BERTHA BECKER: GEÓGRAFA DA FRONTEIRA POLÍTICA E DA AMAZÔNIA

Wagner Costa Ribeiro
 Universidade de São Paulo (USP)

Recibido: 9 de septiembre de 2014; aceptado: 10 de octubre de 2014


 

Bertha Becker: geógrafa da fronteira política e da Amazônia (Resumo)

Bertha Becker, geógrafa brasileira, destacou-se como uma intelectual que conciliou reflexão acadêmica com trabalhos aplicados. Entre seus principais temas de investigação estavam a Geografia Política, a fronteira, o planejamento territorial e a Amazônia. Em vida, foi reconhecida por seus pares em diversas ocasiões por meio de prêmios de destaque. Além de aspectos de sua vida e obra, o leitor encontrará uma apresentação dos quatro artigos que integram esse número especial da Scripta Nova. Destacam-se sua atuação junto ao Ministério de Relações Exteriores do Brasil, bem como na Universidade Federal do Rio de Janeiro, na qual formou diversos mestres e doutores.

Palavras-chave: geografia política, Amazônia, planejamento territorial.


 

Bertha Becker: geógrafa de la frontera política y de la Amazonia (Resumen)

Bertha Becker, geógrafa brasileña, se destacó como un intelectual que combina la reflexión académica con el trabajo aplicado. Sus principales temas de investigación fueron la Geografía Política, la frontera, la planificación territorial y Amazonía. En la vida, fue reconocida por sus pares en varias ocasiones a través de importantes premios. Además de los aspectos de su vida y obra, el lector encontrará una presentación de cuatro artículos que componen este número especial de Scripta Nova. El artículo destaca su labor en el Ministerio de Relaciones Exteriores de Brasil y en la Universidad Federal de Río de Janeiro, donde formó muchos doctores y maestros.

Palabras clave: geografía política, Amazonia, planificación territorial.


 

Bertha Becker: geographer of political boundary and Amazon (Abstract)
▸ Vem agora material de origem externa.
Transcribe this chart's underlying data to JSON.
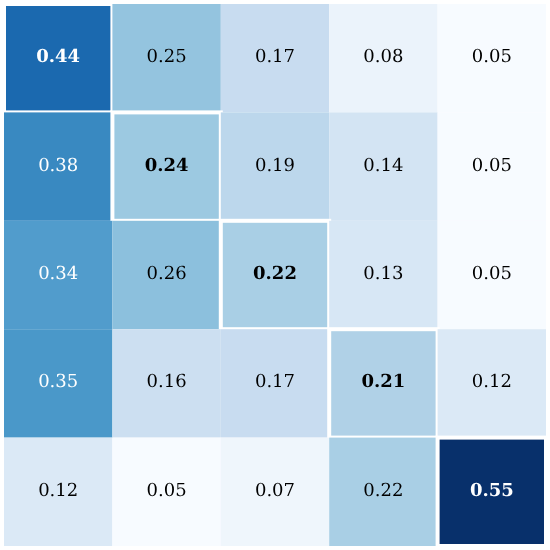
{
  "chart_data": {
    "type": "heatmap",
    "categories": [
      null,
      null,
      null,
      null,
      null
    ],
    "y_categories": [
      null,
      null,
      null,
      null,
      null
    ],
    "cells": [
      [
        0.44,
        0.25,
        0.17,
        0.08,
        0.05
      ],
      [
        0.38,
        0.24,
        0.19,
        0.14,
        0.05
      ],
      [
        0.34,
        0.26,
        0.22,
        0.13,
        0.05
      ],
      [
        0.35,
        0.16,
        0.17,
        0.21,
        0.12
      ],
      [
        0.12,
        0.05,
        0.07,
        0.22,
        0.55
      ]
    ],
    "data_labels": true,
    "tick_labels": false
  }
}
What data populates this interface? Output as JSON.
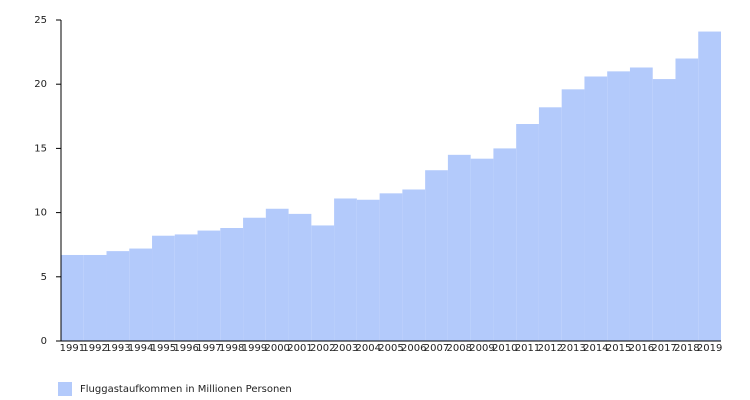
{
  "chart_data": {
    "type": "bar",
    "categories": [
      "1991",
      "1992",
      "1993",
      "1994",
      "1995",
      "1996",
      "1997",
      "1998",
      "1999",
      "2000",
      "2001",
      "2002",
      "2003",
      "2004",
      "2005",
      "2006",
      "2007",
      "2008",
      "2009",
      "2010",
      "2011",
      "2012",
      "2013",
      "2014",
      "2015",
      "2016",
      "2017",
      "2018",
      "2019"
    ],
    "series": [
      {
        "name": "Fluggastaufkommen in Millionen Personen",
        "color": "#b3cafb",
        "values": [
          6.7,
          6.7,
          7.0,
          7.2,
          8.2,
          8.3,
          8.6,
          8.8,
          9.6,
          10.3,
          9.9,
          9.0,
          11.1,
          11.0,
          11.5,
          11.8,
          13.3,
          14.5,
          14.2,
          15.0,
          16.9,
          18.2,
          19.6,
          20.6,
          21.0,
          21.3,
          20.4,
          22.0,
          24.1
        ]
      }
    ],
    "ylim": [
      0,
      25
    ],
    "yticks": [
      0,
      5,
      10,
      15,
      20,
      25
    ],
    "legend": "bottom-left"
  }
}
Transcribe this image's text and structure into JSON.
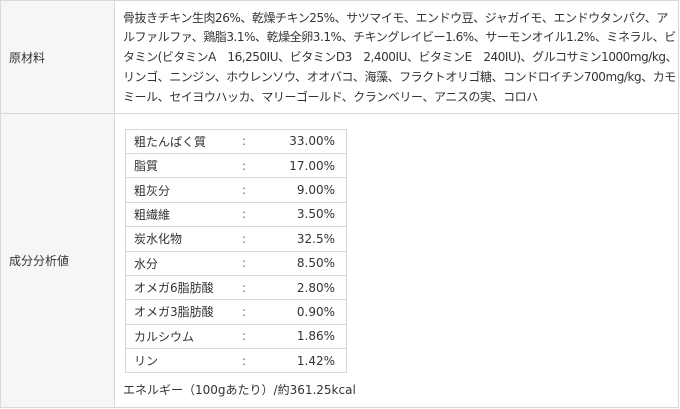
{
  "ingredients": {
    "label": "原材料",
    "text": "骨抜きチキン生肉26%、乾燥チキン25%、サツマイモ、エンドウ豆、ジャガイモ、エンドウタンパク、アルファルファ、鶏脂3.1%、乾燥全卵3.1%、チキングレイビー1.6%、サーモンオイル1.2%、ミネラル、ビタミン(ビタミンA　16,250IU、ビタミンD3　2,400IU、ビタミンE　240IU)、グルコサミン1000mg/kg、リンゴ、ニンジン、ホウレンソウ、オオバコ、海藻、フラクトオリゴ糖、コンドロイチン700mg/kg、カモミール、セイヨウハッカ、マリーゴールド、クランベリー、アニスの実、コロハ"
  },
  "analysis": {
    "label": "成分分析値",
    "rows": [
      {
        "name": "粗たんぱく質",
        "sep": ":",
        "value": "33.00%"
      },
      {
        "name": "脂質",
        "sep": ":",
        "value": "17.00%"
      },
      {
        "name": "粗灰分",
        "sep": ":",
        "value": "9.00%"
      },
      {
        "name": "粗繊維",
        "sep": ":",
        "value": "3.50%"
      },
      {
        "name": "炭水化物",
        "sep": ":",
        "value": "32.5%"
      },
      {
        "name": "水分",
        "sep": ":",
        "value": "8.50%"
      },
      {
        "name": "オメガ6脂肪酸",
        "sep": ":",
        "value": "2.80%"
      },
      {
        "name": "オメガ3脂肪酸",
        "sep": ":",
        "value": "0.90%"
      },
      {
        "name": "カルシウム",
        "sep": ":",
        "value": "1.86%"
      },
      {
        "name": "リン",
        "sep": ":",
        "value": "1.42%"
      }
    ],
    "energy": "エネルギー（100gあたり）/約361.25kcal"
  }
}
Bertha Becker, Brazilian geographer, stood out as an intellectual who conciliated academic reflection with applied work. Among his main research topics were Political Geography, the boundary, territorial planning and the Amazon. In life, she was recognized by his peers on several occasions through important awards. In addition to aspects of his life and work, the reader will find a presentation of four articles that comprise this special issue of Scripta Nova. Highlight its work with the Ministry of Foreign Affairs of Brazil and in the Federal University of Rio de Janeiro, which formed many masters and doctors.
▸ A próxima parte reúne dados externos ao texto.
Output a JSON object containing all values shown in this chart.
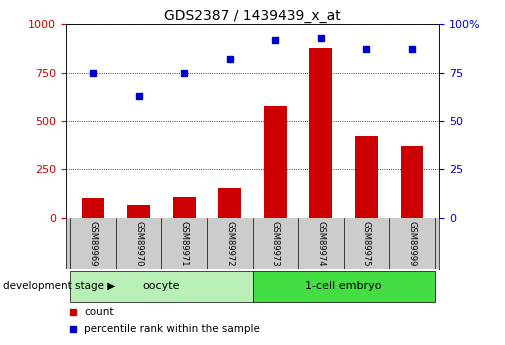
{
  "title": "GDS2387 / 1439439_x_at",
  "samples": [
    "GSM89969",
    "GSM89970",
    "GSM89971",
    "GSM89972",
    "GSM89973",
    "GSM89974",
    "GSM89975",
    "GSM89999"
  ],
  "count_values": [
    100,
    65,
    105,
    155,
    575,
    875,
    420,
    370
  ],
  "percentile_values": [
    75,
    63,
    75,
    82,
    92,
    93,
    87,
    87
  ],
  "groups": [
    {
      "label": "oocyte",
      "start": 0,
      "end": 4,
      "color": "#b8f0b8"
    },
    {
      "label": "1-cell embryo",
      "start": 4,
      "end": 8,
      "color": "#44dd44"
    }
  ],
  "bar_color": "#cc0000",
  "dot_color": "#0000cc",
  "left_axis_color": "#cc0000",
  "right_axis_color": "#0000cc",
  "ylim_left": [
    0,
    1000
  ],
  "ylim_right": [
    0,
    100
  ],
  "yticks_left": [
    0,
    250,
    500,
    750,
    1000
  ],
  "yticks_right": [
    0,
    25,
    50,
    75,
    100
  ],
  "xlabel_area": "development stage",
  "legend_count_label": "count",
  "legend_percentile_label": "percentile rank within the sample",
  "grid_color": "black",
  "background_color": "white",
  "plot_bg_color": "white",
  "tick_label_area_color": "#cccccc",
  "bar_width": 0.5
}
Key words: political geography, Amazon, territorial planning.


 

Existem pesquisadores que se distinguem entre seus pares seja pelo caráter inovador de suas ideias, seja por trabalhos aplicados. Mas poucos conseguem ser reconhecidos em vida por uma contribuição teórica e aplicada. É o caso de Bertha Becker, geógrafa brasileira que estudou a Geografia Política e o território como estratégia para propor políticas territoriais para a Amazônia, considerada por ela como o novo eixo de inovação científica e tecnológica.

Bertha Koiffman Becker nasceu na Tijuca, bairro do Rio de Janeiro, em 1930. Filha de imigrantes judeus, atribuiu ao deslocamento de seus progenitores da Romênia (o pai) e da Ucrânia (a mãe), seu gosto inicial pela Geografia[1]. Autora de uma obra diversificada, tratou de temas como planejamento territorial, Geografia Política e fronteiras, um dos mais recorrentes em sua vasta obra.

Ao ingressar como aluna de Geografia e História na Universidade do Brasil, em 1948, também no Rio de Janeiro, iniciou uma formação que a consagrou no âmbito nacional e internacional da Geografia contemporânea. Começou a trabalhar como docente em 1958, como auxiliar de ensino, na Universidade do Brasil, que em 1965 passou a chamar-se Universidade Federal do Rio de Janeiro (UFRJ). Em 1970 obteve seu Doutorado, com a tese O Norte do Espírito Santo, Região Periférica em Integração, na época apresentada também como tese de Livre Docência. Ou seja, ela não teve orientador, como ocorre normalmente. Realizou seu pós-doutorado no Departament of Urban Studies and Planning no Massachusetts Institute of Technology (MIT) nos Estados Unidos da América. Foi professora visitante no MIT, assim como na Universidad Autonoma de Mexico, na Université Paris X Nanterre e na Loughborough University, na Inglaterra.

Na UFRJ ela orientou diversos alunos de mestrado e de doutorado, muitos dos quais ganharam destaque. Também foi a criadora do Laboratório de Gestão do Território (LAGET), que aglutinou interessados no tema e produziu uma publicação de mesmo nome.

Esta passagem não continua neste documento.